Mots-clefs ‘complexe d’Oedipe’

Le jour où j’ai tué mon père de Mario Sabino

10.04
2009

cop. Métailié

Titre original : O dia em que matei meu pai

« Le jour où j’ai tué mon père était un jour clair, d’une clarté diffuse, sans ombre et sans relief. Ou peut-être était-il gris. De cette grisaille qui teinte jusqu’aux âmes les moins enclines à la mélancolie. » (incipit)

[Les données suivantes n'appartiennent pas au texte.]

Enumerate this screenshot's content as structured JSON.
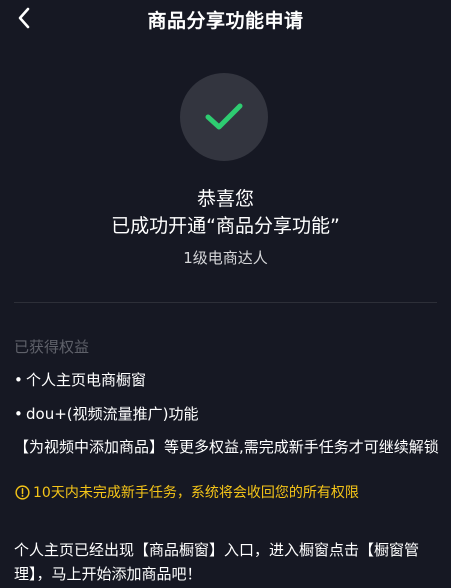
{
  "header": {
    "title": "商品分享功能申请"
  },
  "success": {
    "congrats": "恭喜您",
    "feature_opened": "已成功开通“商品分享功能”",
    "level": "1级电商达人"
  },
  "rights": {
    "title": "已获得权益",
    "items": [
      "个人主页电商橱窗",
      "dou+(视频流量推广)功能"
    ],
    "more": "【为视频中添加商品】等更多权益,需完成新手任务才可继续解锁"
  },
  "warning": {
    "text": "10天内未完成新手任务，系统将会收回您的所有权限"
  },
  "note": {
    "text": "个人主页已经出现【商品橱窗】入口，进入橱窗点击【橱窗管理】，马上开始添加商品吧！"
  },
  "colors": {
    "background": "#161823",
    "check_green": "#2ecc71",
    "warning_yellow": "#f5c518",
    "muted": "#5f616a"
  },
  "icons": {
    "back": "chevron-left-icon",
    "success": "checkmark-icon",
    "warning": "exclamation-circle-icon"
  }
}
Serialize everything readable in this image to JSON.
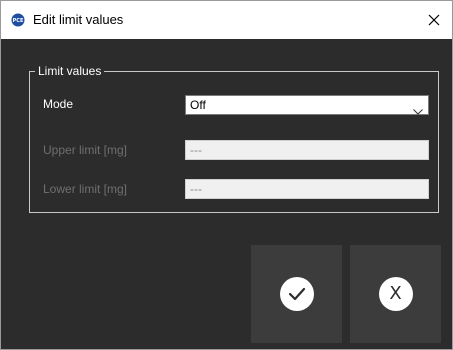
{
  "window": {
    "title": "Edit limit values",
    "app_icon": "pce-logo-icon",
    "close_icon": "close-icon"
  },
  "group": {
    "legend": "Limit values"
  },
  "fields": {
    "mode": {
      "label": "Mode",
      "value": "Off",
      "enabled": true
    },
    "upper": {
      "label": "Upper limit [mg]",
      "value": "---",
      "enabled": false
    },
    "lower": {
      "label": "Lower limit [mg]",
      "value": "---",
      "enabled": false
    }
  },
  "buttons": {
    "ok": {
      "icon": "checkmark-icon"
    },
    "cancel": {
      "icon": "cancel-x-icon",
      "glyph": "X"
    }
  },
  "colors": {
    "background": "#2c2c2c",
    "button_bg": "#3c3c3c",
    "disabled_text": "#6f6f6f",
    "app_icon_blue": "#1f4fa0"
  }
}
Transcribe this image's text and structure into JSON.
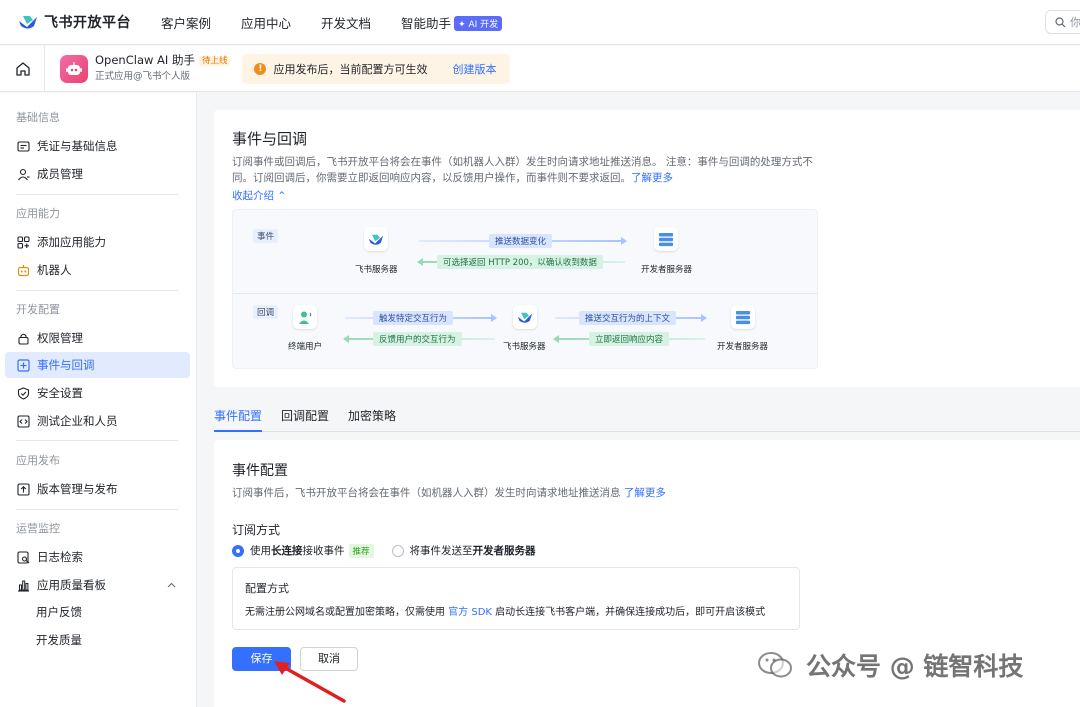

Il a tué son père… et puis appelé la police, et tout raconté au psychiatre : ses motifs, sa haine, son enfance, son histoire, son roman inachevé, son amour, son complexe d’Oedipe et d’infériorité en face de ce séducteur richissime.
« Je n’avais jamais vu mes parents s’embrasser. Ni même s’enlacer. A l’adolescence, j’ai appris qu’ils s’étaient un peu éloignés l’un de l’autre après ma naissance. Personne ne connaissait la raison de cet éloignement, mais dans la mythologie familiale il y avait plusieurs versions : ma mère était devenue frigide, mon père s’était trouvé une maîtresse, l’extrême dévouement de sa femme pour son enfant le rendait jaloux et il se sentait comme un intrus, il avait souffert d’une profonde dépression à la suite de sa paternité. Que croire ? Il est possible que chacune de ces versions soit un fragment de vérité. Il n’existe peut-être même pas une vérité intégrale, solide, correspondant à la réalité. Il se peut aussi que la vérité ne soit rien d’autre qu’un amoncellement désordonné de demi-vérités. » (p. 15)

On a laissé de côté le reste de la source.